BVF objected to the settlement, claiming that the therapeutic benefits were of no value to it and stating that it sought monetary damages to reflect the real value of its stock. On March 23, 2012, over BVF’s objection, the Court of Chancery certified the class as a non-opt-out class under Court of Chancery Rules 23(b)(1) and (b)(2) and approved the settlement. On appeal, the Supreme Court held that NOERS was an adequate class representative because, although it sold its stock four days before the transaction closed and ten months before the settlement was approved, it had owned its stock at the time Celera’s board approved and executed the merger agreement and at the time the parties executed the MOU.

While the Supreme Court held that the Court of Chancery did not abuse its discretion by certifying the class under Rules 23(b)(1) and (b)(2), it held that the trial court did abuse its discretion by denying BVF a discretionary right to opt out of the class.

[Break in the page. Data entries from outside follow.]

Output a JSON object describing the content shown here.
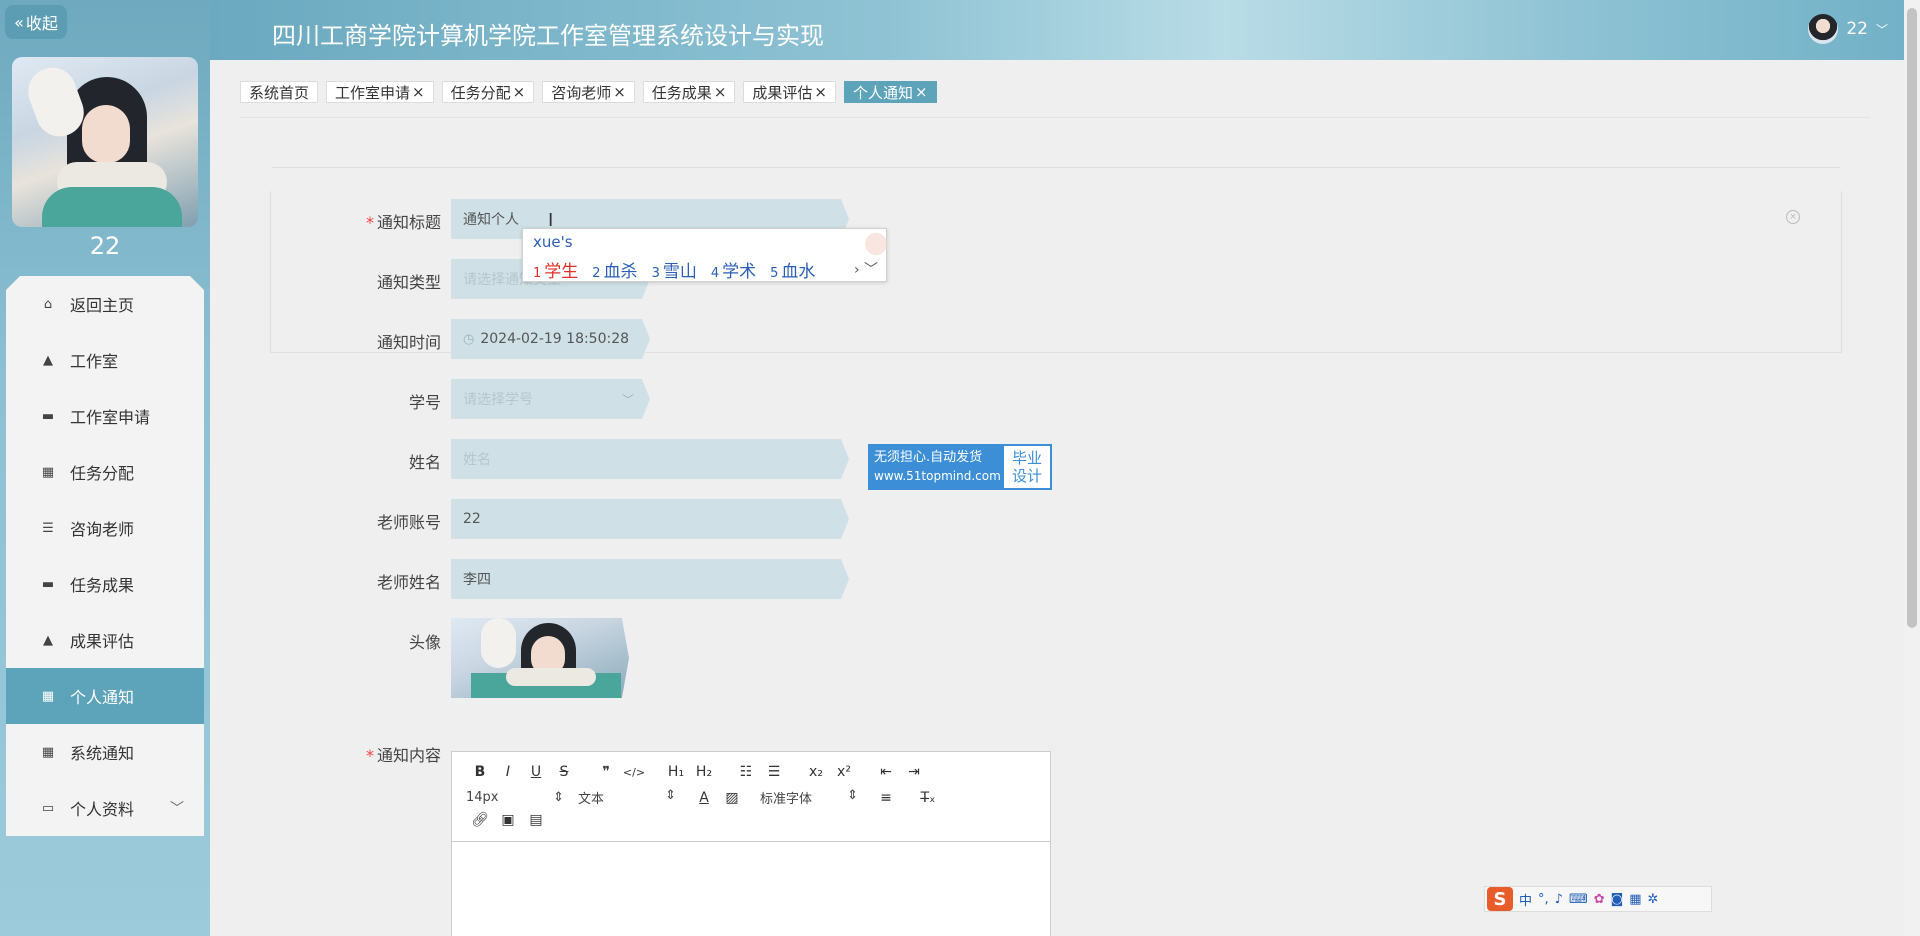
{
  "app_title": "四川工商学院计算机学院工作室管理系统设计与实现",
  "collapse_label": "收起",
  "user": {
    "name": "22"
  },
  "sidebar": {
    "username": "22",
    "items": [
      {
        "label": "返回主页",
        "icon": "home-icon"
      },
      {
        "label": "工作室",
        "icon": "person-icon"
      },
      {
        "label": "工作室申请",
        "icon": "monitor-icon"
      },
      {
        "label": "任务分配",
        "icon": "grid-icon"
      },
      {
        "label": "咨询老师",
        "icon": "list-icon"
      },
      {
        "label": "任务成果",
        "icon": "monitor-icon"
      },
      {
        "label": "成果评估",
        "icon": "person-icon"
      },
      {
        "label": "个人通知",
        "icon": "grid-icon",
        "active": true
      },
      {
        "label": "系统通知",
        "icon": "grid-icon"
      },
      {
        "label": "个人资料",
        "icon": "card-icon"
      }
    ]
  },
  "tabs": [
    {
      "label": "系统首页"
    },
    {
      "label": "工作室申请"
    },
    {
      "label": "任务分配"
    },
    {
      "label": "咨询老师"
    },
    {
      "label": "任务成果"
    },
    {
      "label": "成果评估"
    },
    {
      "label": "个人通知",
      "active": true
    }
  ],
  "form": {
    "title": {
      "label": "通知标题",
      "value": "通知个人"
    },
    "type": {
      "label": "通知类型",
      "placeholder": "请选择通知类型"
    },
    "time": {
      "label": "通知时间",
      "value": "2024-02-19 18:50:28"
    },
    "student_no": {
      "label": "学号",
      "placeholder": "请选择学号"
    },
    "name": {
      "label": "姓名",
      "placeholder": "姓名"
    },
    "teacher_account": {
      "label": "老师账号",
      "value": "22"
    },
    "teacher_name": {
      "label": "老师姓名",
      "value": "李四"
    },
    "avatar": {
      "label": "头像"
    },
    "content": {
      "label": "通知内容"
    }
  },
  "ime": {
    "pinyin": "xue's",
    "candidates": [
      {
        "num": "1",
        "text": "学生"
      },
      {
        "num": "2",
        "text": "血杀"
      },
      {
        "num": "3",
        "text": "雪山"
      },
      {
        "num": "4",
        "text": "学术"
      },
      {
        "num": "5",
        "text": "血水"
      }
    ]
  },
  "ad": {
    "line1": "无须担心.自动发货",
    "url": "www.51topmind.com",
    "right1": "毕业",
    "right2": "设计"
  },
  "editor": {
    "font_size": "14px",
    "paragraph": "文本",
    "font_family": "标准字体"
  },
  "sogou": {
    "lang": "中"
  },
  "colors": {
    "accent": "#5da3b9",
    "sidebar": "#8cc0d2",
    "field_bg": "#cfe1e6",
    "required": "#e44444"
  }
}
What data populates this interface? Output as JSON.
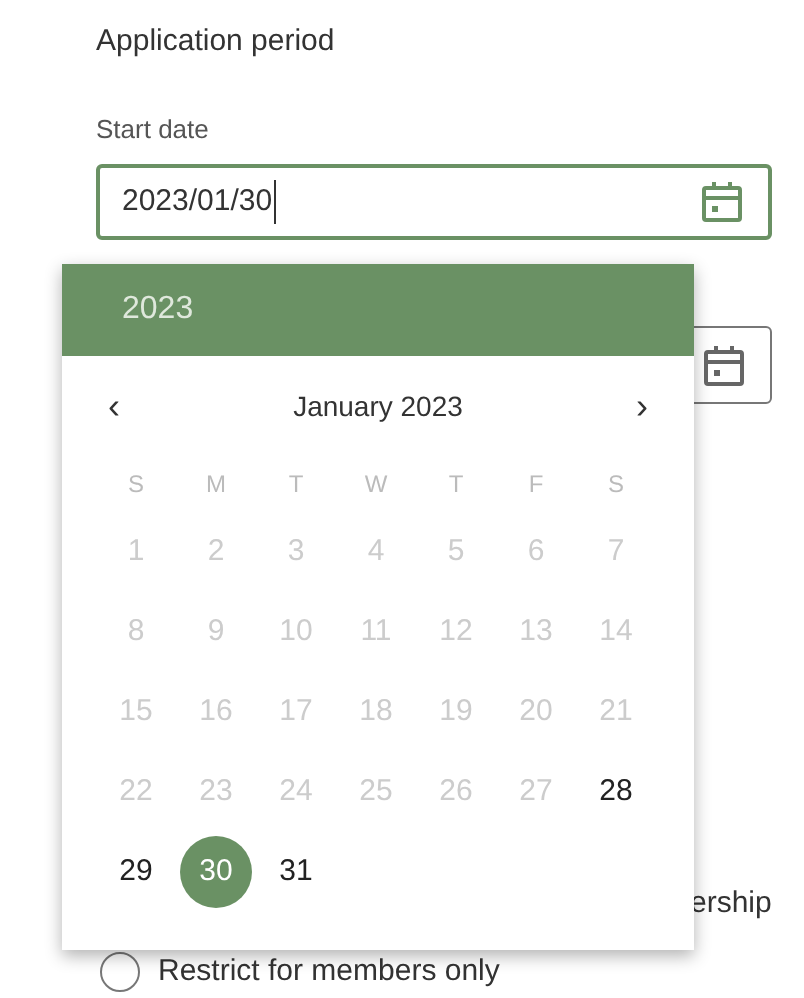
{
  "section": {
    "title": "Application period"
  },
  "start_date": {
    "label": "Start date",
    "value": "2023/01/30",
    "focused": true
  },
  "end_date": {
    "focused": false
  },
  "date_picker": {
    "year": "2023",
    "prev": "‹",
    "next": "›",
    "month": "January 2023",
    "weekdays": [
      "S",
      "M",
      "T",
      "W",
      "T",
      "F",
      "S"
    ],
    "days": [
      {
        "label": "1",
        "disabled": true,
        "selected": false
      },
      {
        "label": "2",
        "disabled": true,
        "selected": false
      },
      {
        "label": "3",
        "disabled": true,
        "selected": false
      },
      {
        "label": "4",
        "disabled": true,
        "selected": false
      },
      {
        "label": "5",
        "disabled": true,
        "selected": false
      },
      {
        "label": "6",
        "disabled": true,
        "selected": false
      },
      {
        "label": "7",
        "disabled": true,
        "selected": false
      },
      {
        "label": "8",
        "disabled": true,
        "selected": false
      },
      {
        "label": "9",
        "disabled": true,
        "selected": false
      },
      {
        "label": "10",
        "disabled": true,
        "selected": false
      },
      {
        "label": "11",
        "disabled": true,
        "selected": false
      },
      {
        "label": "12",
        "disabled": true,
        "selected": false
      },
      {
        "label": "13",
        "disabled": true,
        "selected": false
      },
      {
        "label": "14",
        "disabled": true,
        "selected": false
      },
      {
        "label": "15",
        "disabled": true,
        "selected": false
      },
      {
        "label": "16",
        "disabled": true,
        "selected": false
      },
      {
        "label": "17",
        "disabled": true,
        "selected": false
      },
      {
        "label": "18",
        "disabled": true,
        "selected": false
      },
      {
        "label": "19",
        "disabled": true,
        "selected": false
      },
      {
        "label": "20",
        "disabled": true,
        "selected": false
      },
      {
        "label": "21",
        "disabled": true,
        "selected": false
      },
      {
        "label": "22",
        "disabled": true,
        "selected": false
      },
      {
        "label": "23",
        "disabled": true,
        "selected": false
      },
      {
        "label": "24",
        "disabled": true,
        "selected": false
      },
      {
        "label": "25",
        "disabled": true,
        "selected": false
      },
      {
        "label": "26",
        "disabled": true,
        "selected": false
      },
      {
        "label": "27",
        "disabled": true,
        "selected": false
      },
      {
        "label": "28",
        "disabled": false,
        "selected": false
      },
      {
        "label": "29",
        "disabled": false,
        "selected": false
      },
      {
        "label": "30",
        "disabled": false,
        "selected": true
      },
      {
        "label": "31",
        "disabled": false,
        "selected": false
      }
    ]
  },
  "options": [
    {
      "label": "ership"
    },
    {
      "label": "Restrict for members only",
      "selected": false
    }
  ]
}
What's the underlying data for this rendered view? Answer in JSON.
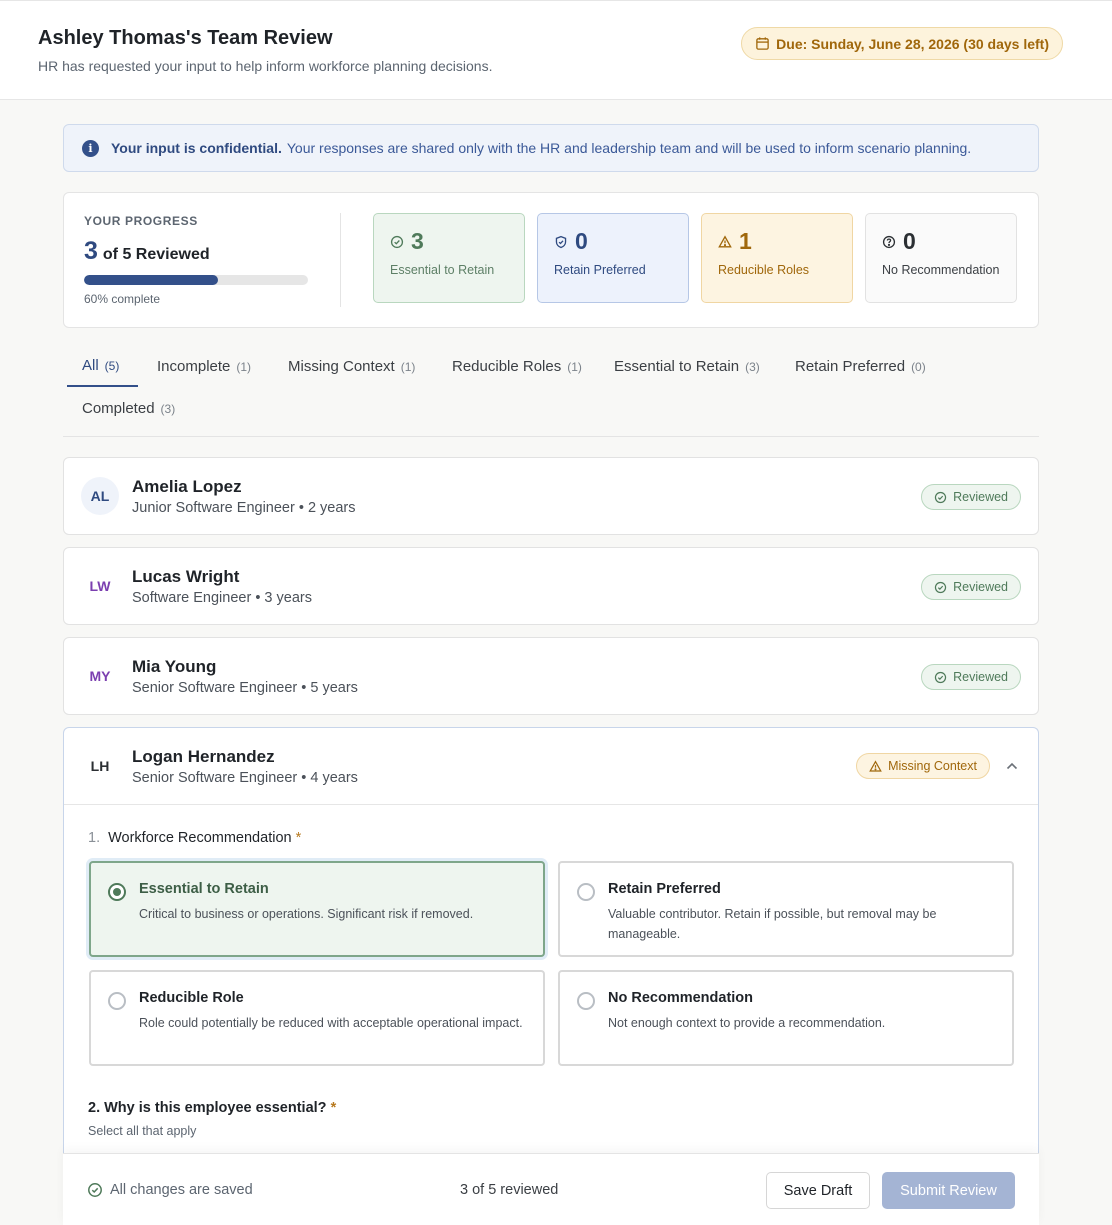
{
  "header": {
    "title": "Ashley Thomas's Team Review",
    "subtitle": "HR has requested your input to help inform workforce planning decisions.",
    "due": "Due: Sunday, June 28, 2026 (30 days left)"
  },
  "banner": {
    "strong": "Your input is confidential.",
    "text": "Your responses are shared only with the HR and leadership team and will be used to inform scenario planning."
  },
  "progress": {
    "label": "YOUR PROGRESS",
    "reviewed": "3",
    "of_text": "of 5 Reviewed",
    "percent_text": "60% complete",
    "fraction": 0.6
  },
  "stats": [
    {
      "value": "3",
      "label": "Essential to Retain"
    },
    {
      "value": "0",
      "label": "Retain Preferred"
    },
    {
      "value": "1",
      "label": "Reducible Roles"
    },
    {
      "value": "0",
      "label": "No Recommendation"
    }
  ],
  "tabs": [
    {
      "label": "All",
      "count": "(5)"
    },
    {
      "label": "Incomplete",
      "count": "(1)"
    },
    {
      "label": "Missing Context",
      "count": "(1)"
    },
    {
      "label": "Reducible Roles",
      "count": "(1)"
    },
    {
      "label": "Essential to Retain",
      "count": "(3)"
    },
    {
      "label": "Retain Preferred",
      "count": "(0)"
    },
    {
      "label": "Completed",
      "count": "(3)"
    }
  ],
  "employees": [
    {
      "initials": "AL",
      "name": "Amelia Lopez",
      "role": "Junior Software Engineer • 2 years",
      "status": "Reviewed"
    },
    {
      "initials": "LW",
      "name": "Lucas Wright",
      "role": "Software Engineer • 3 years",
      "status": "Reviewed"
    },
    {
      "initials": "MY",
      "name": "Mia Young",
      "role": "Senior Software Engineer • 5 years",
      "status": "Reviewed"
    },
    {
      "initials": "LH",
      "name": "Logan Hernandez",
      "role": "Senior Software Engineer • 4 years",
      "status": "Missing Context"
    }
  ],
  "form": {
    "q1_num": "1.",
    "q1_label": "Workforce Recommendation",
    "required_mark": "*",
    "options": [
      {
        "title": "Essential to Retain",
        "desc": "Critical to business or operations. Significant risk if removed."
      },
      {
        "title": "Retain Preferred",
        "desc": "Valuable contributor. Retain if possible, but removal may be manageable."
      },
      {
        "title": "Reducible Role",
        "desc": "Role could potentially be reduced with acceptable operational impact."
      },
      {
        "title": "No Recommendation",
        "desc": "Not enough context to provide a recommendation."
      }
    ],
    "q2_label": "2. Why is this employee essential?",
    "q2_sub": "Select all that apply"
  },
  "footer": {
    "saved": "All changes are saved",
    "count": "3 of 5 reviewed",
    "save_draft": "Save Draft",
    "submit": "Submit Review"
  },
  "colors": {
    "accent": "#33508a",
    "green": "#4f7a5a",
    "amber": "#a0670b"
  }
}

Recognizing that Rule 23, similar to its federal counterpart, does not contain a provision that authorizes the court to grant opt-out rights to class members of any class not certified under Rule 23(b)(3), the Supreme Court held that Rule 23(d)(2), providing for notice to class members, permits a discretionary opt-out right. The Supreme Court also recognized that the litigation as originally filed presented claims that were primarily for equitable relief, which typically supports certification of a non-opt-out class. Nonetheless, the Supreme Court observed that “in somewhat unique circumstances, the parties agreed to a de facto settlement of those equitable claims without formal court approval, leaving only monetary damage claims as the subject of a later formal, de jure application for a court-approved settlement.” The Supreme Court held that the Court of Chancery, in considering whether to certify a class, “should not—and indeed cannot—blind itself to that reality and treat the settlement as one in which the equitable claims were still viable and predominant.” Because the Court of Chancery, in determining whether to certify a class, must consider the posture of the case “as it realistically exists,” the Supreme Court held that the Court of Chancery erred by denying a discretionary opt-out right where the policy favoring a global settlement was outweighed by due process concerns. Accordingly, the Supreme Court held that the Court of Chancery had to provide an opt-out right under these particular facts and circumstances.